Über den Umgang mit Mitarbeitern und Chefs

26.02.2012 von Karen Funk
Konflikte sind Zeitfresser, so Moritz Freiherr Knigge, und kosten Unternehmen jährlich Millionen. Eine wertschätzende Kommunikation und die richtige Haltung könnten Missverständnisse vermeiden, sagt er im Gespräch mit CW-Redakteurin Karen Funk.

CW: Herr Knigge, wie halten Sie es mit der Etikette?

Knigge: Mir geht es genauso viel oder wenig um Etikette wie meinem berühmten Vorfahren Adolf Freiherr Knigge. Der hat übrigens nicht "Über den Umgang mit Messer und Gabel", sondern "Über den Umgang mit Menschen" geschrieben. Für mich ist Etikette nur ein Bestandteil von Kommunikation.

CW: Dennoch heißt ein Vortragsthema auf Ihrer Homepage "Menschen mit Manieren öffnen sich viele Türen".

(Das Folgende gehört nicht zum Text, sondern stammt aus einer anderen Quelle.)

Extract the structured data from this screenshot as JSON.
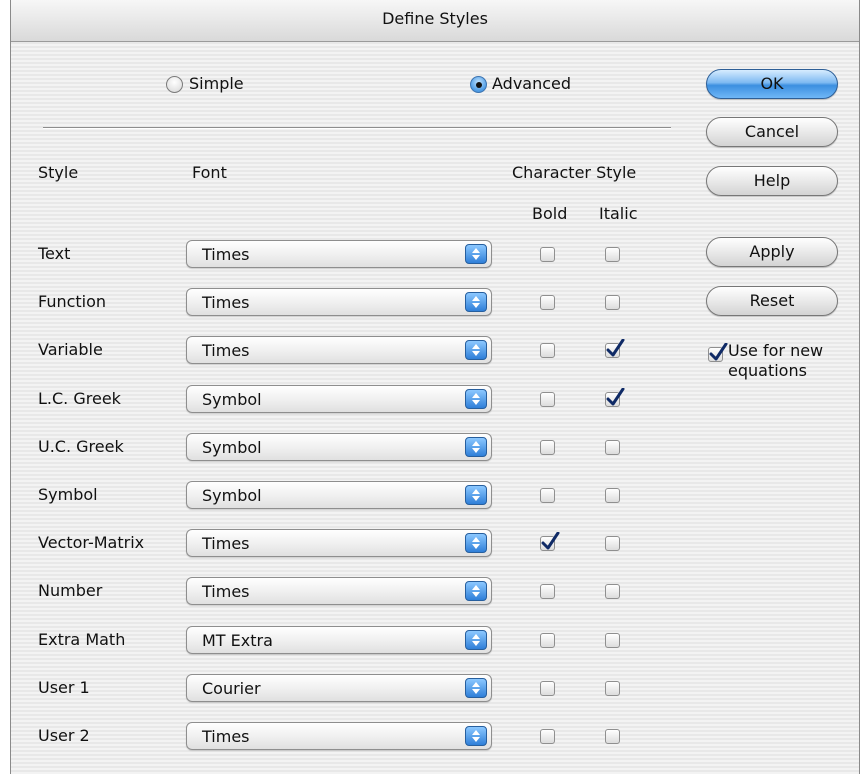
{
  "dialog": {
    "title": "Define Styles"
  },
  "mode": {
    "simple_label": "Simple",
    "advanced_label": "Advanced",
    "selected": "Advanced"
  },
  "buttons": {
    "ok": "OK",
    "cancel": "Cancel",
    "help": "Help",
    "apply": "Apply",
    "reset": "Reset"
  },
  "use_new": {
    "line1": "Use for new",
    "line2": "equations",
    "checked": true
  },
  "headers": {
    "style": "Style",
    "font": "Font",
    "char_style": "Character Style",
    "bold": "Bold",
    "italic": "Italic"
  },
  "rows": [
    {
      "style": "Text",
      "font": "Times",
      "bold": false,
      "italic": false
    },
    {
      "style": "Function",
      "font": "Times",
      "bold": false,
      "italic": false
    },
    {
      "style": "Variable",
      "font": "Times",
      "bold": false,
      "italic": true
    },
    {
      "style": "L.C. Greek",
      "font": "Symbol",
      "bold": false,
      "italic": true
    },
    {
      "style": "U.C. Greek",
      "font": "Symbol",
      "bold": false,
      "italic": false
    },
    {
      "style": "Symbol",
      "font": "Symbol",
      "bold": false,
      "italic": false
    },
    {
      "style": "Vector-Matrix",
      "font": "Times",
      "bold": true,
      "italic": false
    },
    {
      "style": "Number",
      "font": "Times",
      "bold": false,
      "italic": false
    },
    {
      "style": "Extra Math",
      "font": "MT Extra",
      "bold": false,
      "italic": false
    },
    {
      "style": "User 1",
      "font": "Courier",
      "bold": false,
      "italic": false
    },
    {
      "style": "User 2",
      "font": "Times",
      "bold": false,
      "italic": false
    }
  ],
  "colors": {
    "accent": "#3c8fe0",
    "checkmark": "#0f2a66"
  },
  "icons": {
    "popup_arrows": "up-down-arrows-icon",
    "checkmark": "checkmark-icon"
  }
}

Knigge: Menschen mit Manieren sind Menschen, die sich auf verschiedene Situationen einstellen können. Ich habe kein Problem mit Etikette. Viele meinen, es geht darum, den Leuten Regeln beizubringen. Ich meine, es geht darum, den Leuten eine Haltung beizubringen. Einem aufmerksamen, respektvollen Mensch erschließt sich von selbst, was im jeweiligen Umfeld angemessen ist.

knigge
„Vieles wird heute abgefrühstückt mit Kursen für Etikette …
… dabei sollten die Leute einmal lernen, höflich miteinander umzugehen, statt mit Messer und Gabel zu essen.“
Adolph Freiherr Knigge sagt zur Etikette, …
… dass er die steife Etikette als etwas Unmenschliches ablehnt. Sein Buch „Über den Umgang mit Menschen“ ist etwa 450 Seiten lang und er hat nur einen langen Satz über Etiketteregeln geschrieben. Der ist allerdings über zwei Seiten lang. Darin listet er einfach gängige Verhaltensregeln auf. Er schließt den Satz mit der Bemerkung ab: „Dies sind nur die kleinen Dinge der Welt, aber jeder Mensch soll sich bewusst darüber sein, dass die persönliche zeitliche Wohlfahrt immer wieder von Menschen abhänget, denen diese kleinen Dinge sehr wichtig sind. Von daher wäre es dumm, sie einfach zu missachten.“
„Versuchen Sie, ein angenehmer Mensch zu sein.“
… rät Moritz Freiherr Knigge: „Denn die Basis für Wertschätzung ist Umgänglichkeit.“ Die Hauptpfeiler für eine wertschätzende Haltung sind nach Knigge …
… Offenheit:
Er sagt: „Interessieren Sie sich für andere, treten Sie ihnen mit Respekt entgegen. Auch eine Klofrau verdient einen Blick, eine Begrüßung, einen Dank. Haben Sie keine Dünkel.“
… und Maß:
„Der wertschätzende Mensch ist maßvoll, sich seiner selbst bewusst, ohne in sich selbst verliebt zu sein. Sehen Sie die Dinge nicht schwarz-weiß, sondern suchen Sie die goldene Mitte und handeln Sie angemessen. Ungelassenheit etwa ist der Feind der Höflichkeit, das ist unprofessionell. Fangen Sie an, Ihre Emotionen zu kontrollieren. Denn im Stress kommt er wieder heraus, der Höhlenmensch.“
… und beherztes Handeln:
„Wenn etwas schief läuft, müssen Sie es sagen. Ruhig und freundlich.“
… und Souveränität:
„Starke Menschen stehen zu ihren Fehlern. Rechtfertigen ist unsouverän. Entschuldigen Sie sich, wenn Sie Fehler gemacht haben. Menschen können verzeihen. Manager, die zu ihren Fehlern stehen, sind souveräne Menschen.“
„Machen Sie sich Dinge bewusster und …
… Don’t argue with reality. Die Ampel wird nicht rot, nur weil Sie gerade da sind.“
Das hat Vorteile für das Unternehmen:
„Wenn die Kultur des Unternehmens gut ist, arbeiten die Mitarbeiter besser. Generell setzen Chefs das Klima und beeinflussen die Unternehmenskultur. Nicht umsonst sagt man, ‚Wie der Herr, so des Gscherr‘.“

CW: Zum Thema Kommunikation geben Sie Workshops für Unternehmen. Was bringen Sie den Teilnehmern bei?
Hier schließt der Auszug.